I know it because it's the game we all play. We want to be that guy that gets to call OP a faggot. We don't even think it's cool or meaningful most times, we just know that the script we follow is something we have. It's not that we're even addicted at this point, it's more like we're addicted to believing that we're addicted, but we have no breathing room to break the cycle.
So we go on. We spend all day here feeling nauseated. The script is so seared into our mind that even being here causes that persistent nausea and hopeless apathy, and the rage or memes never help because inside we know they're fake too. And yet we can't leave. Because that's not ironic enough. It's not "what you do", so we come back every day and dump more and more poison while submerging ourselves in it, making us sicker and sicker, without every really knowing why.
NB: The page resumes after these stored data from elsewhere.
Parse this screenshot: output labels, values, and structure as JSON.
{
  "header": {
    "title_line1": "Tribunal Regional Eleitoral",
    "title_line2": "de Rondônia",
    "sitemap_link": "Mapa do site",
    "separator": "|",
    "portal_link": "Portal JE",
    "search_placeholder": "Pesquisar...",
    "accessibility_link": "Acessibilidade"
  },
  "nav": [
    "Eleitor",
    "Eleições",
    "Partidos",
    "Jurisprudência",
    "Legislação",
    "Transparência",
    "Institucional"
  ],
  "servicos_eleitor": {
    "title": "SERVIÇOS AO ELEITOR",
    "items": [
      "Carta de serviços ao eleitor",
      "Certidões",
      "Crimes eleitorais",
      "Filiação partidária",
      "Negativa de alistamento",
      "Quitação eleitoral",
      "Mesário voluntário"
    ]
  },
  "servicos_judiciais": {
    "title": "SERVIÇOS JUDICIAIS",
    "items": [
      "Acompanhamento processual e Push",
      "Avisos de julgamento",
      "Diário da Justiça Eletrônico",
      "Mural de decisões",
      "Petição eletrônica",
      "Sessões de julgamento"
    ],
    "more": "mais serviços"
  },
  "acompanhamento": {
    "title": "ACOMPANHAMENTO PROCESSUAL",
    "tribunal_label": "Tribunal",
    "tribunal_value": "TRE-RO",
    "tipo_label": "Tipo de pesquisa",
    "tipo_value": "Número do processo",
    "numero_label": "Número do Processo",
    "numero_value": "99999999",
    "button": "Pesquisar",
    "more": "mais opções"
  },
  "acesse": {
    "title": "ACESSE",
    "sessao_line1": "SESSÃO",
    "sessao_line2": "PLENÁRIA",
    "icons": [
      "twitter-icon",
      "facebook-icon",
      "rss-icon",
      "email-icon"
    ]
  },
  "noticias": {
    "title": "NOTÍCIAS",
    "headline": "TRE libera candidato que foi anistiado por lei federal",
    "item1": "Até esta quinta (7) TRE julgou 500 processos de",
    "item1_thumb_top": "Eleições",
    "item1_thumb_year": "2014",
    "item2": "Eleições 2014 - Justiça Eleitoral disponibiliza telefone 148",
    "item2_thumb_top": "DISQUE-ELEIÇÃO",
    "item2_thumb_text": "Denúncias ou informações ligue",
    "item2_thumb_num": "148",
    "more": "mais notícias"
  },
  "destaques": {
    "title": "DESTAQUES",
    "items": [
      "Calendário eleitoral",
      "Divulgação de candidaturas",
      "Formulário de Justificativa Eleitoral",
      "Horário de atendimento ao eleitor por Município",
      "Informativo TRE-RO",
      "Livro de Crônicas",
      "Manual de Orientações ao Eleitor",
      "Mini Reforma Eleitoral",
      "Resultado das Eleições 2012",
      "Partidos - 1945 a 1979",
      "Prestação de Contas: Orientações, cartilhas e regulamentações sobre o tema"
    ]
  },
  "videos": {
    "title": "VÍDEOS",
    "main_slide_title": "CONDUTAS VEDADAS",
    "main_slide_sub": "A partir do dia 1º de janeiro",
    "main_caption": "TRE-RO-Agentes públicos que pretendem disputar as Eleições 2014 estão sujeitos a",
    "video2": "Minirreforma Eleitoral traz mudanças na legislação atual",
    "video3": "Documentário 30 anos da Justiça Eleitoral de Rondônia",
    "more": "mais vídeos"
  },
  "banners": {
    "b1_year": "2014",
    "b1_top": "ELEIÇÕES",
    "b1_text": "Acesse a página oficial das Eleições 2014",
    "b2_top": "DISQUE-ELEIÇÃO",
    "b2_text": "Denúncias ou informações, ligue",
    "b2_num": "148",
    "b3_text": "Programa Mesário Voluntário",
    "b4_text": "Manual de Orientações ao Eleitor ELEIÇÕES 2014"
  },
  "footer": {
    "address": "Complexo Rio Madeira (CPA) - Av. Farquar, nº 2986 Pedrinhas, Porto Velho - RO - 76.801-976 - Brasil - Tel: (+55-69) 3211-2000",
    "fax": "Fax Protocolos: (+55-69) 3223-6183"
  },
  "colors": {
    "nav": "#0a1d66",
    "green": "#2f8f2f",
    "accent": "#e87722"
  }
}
Yes, mucho texto, OP is a faggot, I didn't read, your reply must be as short as possible. Maybe some of you will be on the part of the script where you LARP as a normalfag, and you'll bait by talking about some sort of me tal health recommendation that we both know you are only saying because that style of LARP and the contents of your posts are in the script.
The ones who ignore it are the ones who are the ones who haven't fully succumbed, but even then, we all remember being them once. And we know that their descent is only a matter of time.
Is this post serious? Is it bait? Is it me wanting to cry about it? Am I going to samefag to call myself a faggot? What do I actually mean and what does that mean to you and why is it like that, and so on, and so on...but it doesn't matter. Even if you read all of this, you're still gonna post as if you didn't. I can see it now. The most lucky outcome is 0 replies before it dies, after all.
We are in hell, all because we trained ourselves to ignore the consequences of our actions on the state of our soul. Or any consequences. The script is all that matters. I wonder if one day this feeling of disgust at what we've let ourselves will become strong enough to become fatal so that the suffering can end.